Here is the story behind the images. We were on location in Kennicott and Wrangell-St. Elias National Park as part of a lengthy summer assignment for the Alaska State Vacation Planner. After shooting for several days including a hike on the Root Glacier the day before, I decided to shoot some fun stuff this day. A knowledgeable guide and photography enthusiast with St. Elias Alpine Guides took Lauri and I under the Root Glacier into some fantastic ice caves. The most dangerous part of the shoot was the steep and loose approach and dealing with my claustrophobia. The ice caves reminded me of slot canyons in the southwest. They are hidden gems whose intimate beauty is not readily seen from a distance. Like slot canyons, the caves under the Root proved to be an excellent place to shoot in the middle of the day with maximum light illuminating the underside. What a great place to use the Radio Poppers. The poppers are a great little system for firing speedlites wirelessly in TTL without relying on the line of sight of the infrared triggers. And honestly, the Canon ST-E2 transmitter system fails miserably outdoors especially in harsh cold wet environs such as under untold tons of ice! The Radio Poppers have not worked flawlessly in harsh field conditions either, however, their performance is far better than just the Canon system alone. So in a small bag, we were able to carry about $2000 in lighting gear and achieve amazing results. In both shots we are using 2 580 EX 2’s with Honl gels and one of my favorite lightweight light shaping tools, the Honl 1/8 grid.

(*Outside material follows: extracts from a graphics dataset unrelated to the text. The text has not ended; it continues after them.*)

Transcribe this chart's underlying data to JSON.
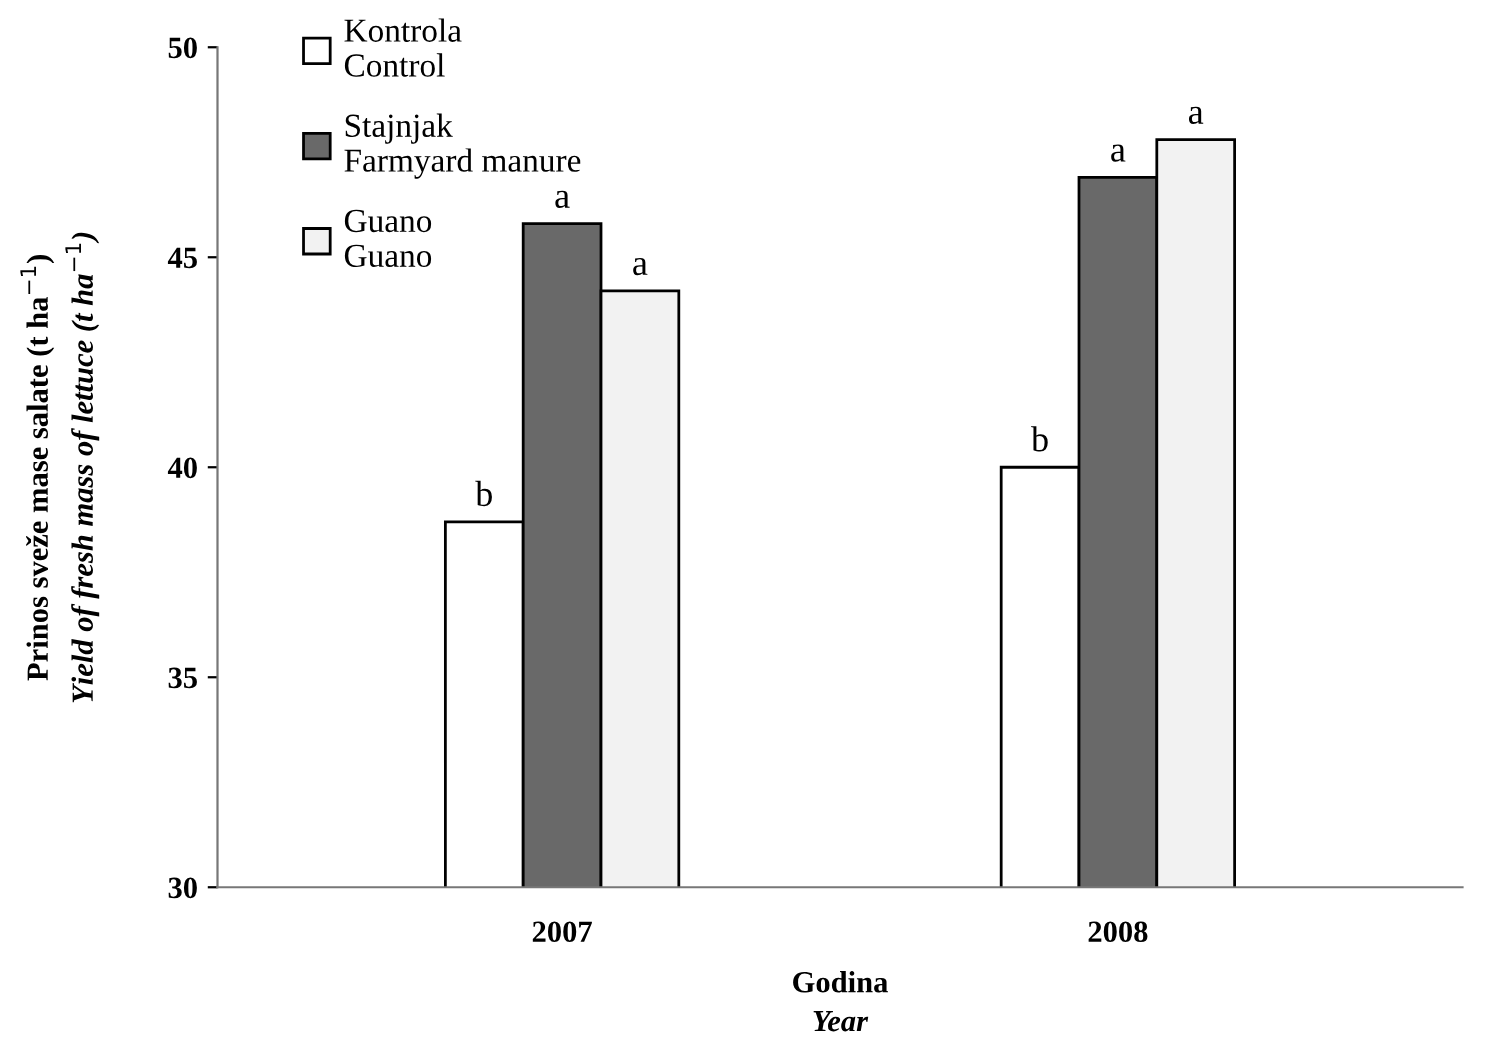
{
  "chart_data": {
    "type": "bar",
    "categories": [
      "2007",
      "2008"
    ],
    "series": [
      {
        "name": "Kontrola\nControl",
        "color": "#ffffff",
        "values": [
          38.7,
          40.0
        ],
        "value_labels": [
          "b",
          "b"
        ]
      },
      {
        "name": "Stajnjak\nFarmyard manure",
        "color": "#696969",
        "values": [
          45.8,
          46.9
        ],
        "value_labels": [
          "a",
          "a"
        ]
      },
      {
        "name": "Guano\nGuano",
        "color": "#f2f2f2",
        "values": [
          44.2,
          47.8
        ],
        "value_labels": [
          "a",
          "a"
        ]
      }
    ],
    "ylabel": "Prinos sveže mase salate (t ha$^{−1}$)\nYield of fresh mass of lettuce (t ha$^{−1}$)",
    "xlabel": "Godina\nYear",
    "ylim": [
      30,
      50
    ],
    "yticks": [
      30,
      35,
      40,
      45,
      50
    ],
    "legend": "top left",
    "grid": false
  }
}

Lauri did a great job as a “mobile light stand” (a phrase coined by Joe McNally, whom I learned a lot from about location lighting with small strobes.) So TTL light fired from 100 feet away behind a wall of ice in a cold damp cave. Presto! Gotta love it.

In the closer shot the trick was to warmly light Jacob without light spilling over to the surrounding ice. This one was a bit trickier than the more distant shot and required moving around several times. The CTO gel does a great job of warming the skin so it pops out of the deep glacier blue background. In both instances, my standard technique is to use manual exposure. I get a background ambient exposure first and generally let the TTL do it’s thing using flash exposure comp to get the strobe lighting where I want it.

I was a little apprehensive about being under a glacier even though we were never more than 100 feet from the entrance. I’m glad we didn’t become a potential archeological find 10,000 years from now.